KeV dark matter in minimal extended seesaw model and its predictions in neutrinoless double beta decay and baryogenesis

Abstract: We develop an $A_4 \times Z_4 \times Z_2$ symmetry extension of Standard Model under the minimal extended seesaw (MES) mechanism which successfully predicts neutrino masses and mixings patterns. This model breaks $\mu-\tau$ symmetry of neutrino mass matrix and explains leptonic mixing with non-zero $\theta_{13}$. We study the phenomenological results of the keV-scale sterile neutrino as a dark matter candidate along with other phenomenologies such as neutrino oscillation observables, neutrinoless double beta decay, baryogenesis via leptogenesis, etc. Dirac CP-violating phase $\delta_{CP}$ and two Majorana phases $\alpha$ and $\beta$ are also calculated from the leptonic mixing matrix. Best-fit values of the model parameters and neutrino observables are calculated from $\chi^2$ analysis.
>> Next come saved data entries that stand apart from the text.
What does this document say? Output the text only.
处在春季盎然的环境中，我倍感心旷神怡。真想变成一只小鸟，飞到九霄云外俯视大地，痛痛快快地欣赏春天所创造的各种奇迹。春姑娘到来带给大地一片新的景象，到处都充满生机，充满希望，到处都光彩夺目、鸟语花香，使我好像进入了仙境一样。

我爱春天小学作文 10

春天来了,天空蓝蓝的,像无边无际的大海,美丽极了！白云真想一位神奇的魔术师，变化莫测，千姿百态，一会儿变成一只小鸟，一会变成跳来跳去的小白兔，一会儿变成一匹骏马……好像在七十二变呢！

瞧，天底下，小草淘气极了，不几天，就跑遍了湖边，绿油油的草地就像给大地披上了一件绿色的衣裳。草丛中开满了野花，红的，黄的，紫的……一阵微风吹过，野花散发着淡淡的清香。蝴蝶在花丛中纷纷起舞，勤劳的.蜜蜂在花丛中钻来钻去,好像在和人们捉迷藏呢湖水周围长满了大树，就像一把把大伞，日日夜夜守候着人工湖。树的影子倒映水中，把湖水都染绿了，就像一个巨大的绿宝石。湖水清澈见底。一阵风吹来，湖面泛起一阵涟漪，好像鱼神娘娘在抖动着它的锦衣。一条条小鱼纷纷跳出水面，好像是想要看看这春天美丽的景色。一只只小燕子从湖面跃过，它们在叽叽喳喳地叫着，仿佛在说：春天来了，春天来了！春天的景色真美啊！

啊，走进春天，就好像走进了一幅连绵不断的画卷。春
The model predicts best-fit values of neutrino mixing angles to be $\sin^2\theta_{23}=0.555,\ \sin^2\theta_{12}=0.301$ and $\sin^2\theta_{13}=0.022$ for normal hierarchy. Significant results consistent with experimental data are also observed for effective neutrino mass $m_{\beta\beta} \sim (0.97 - 5.02)$ meV, effective electron mass $m_{\beta} \sim (0.084-0.41)$eV and sum of active neutrino masses $\sum m_{i} < 0.12$ eV. The model does not favour Inverted hierarchy at the 3$\sigma$ level with the given parameter space.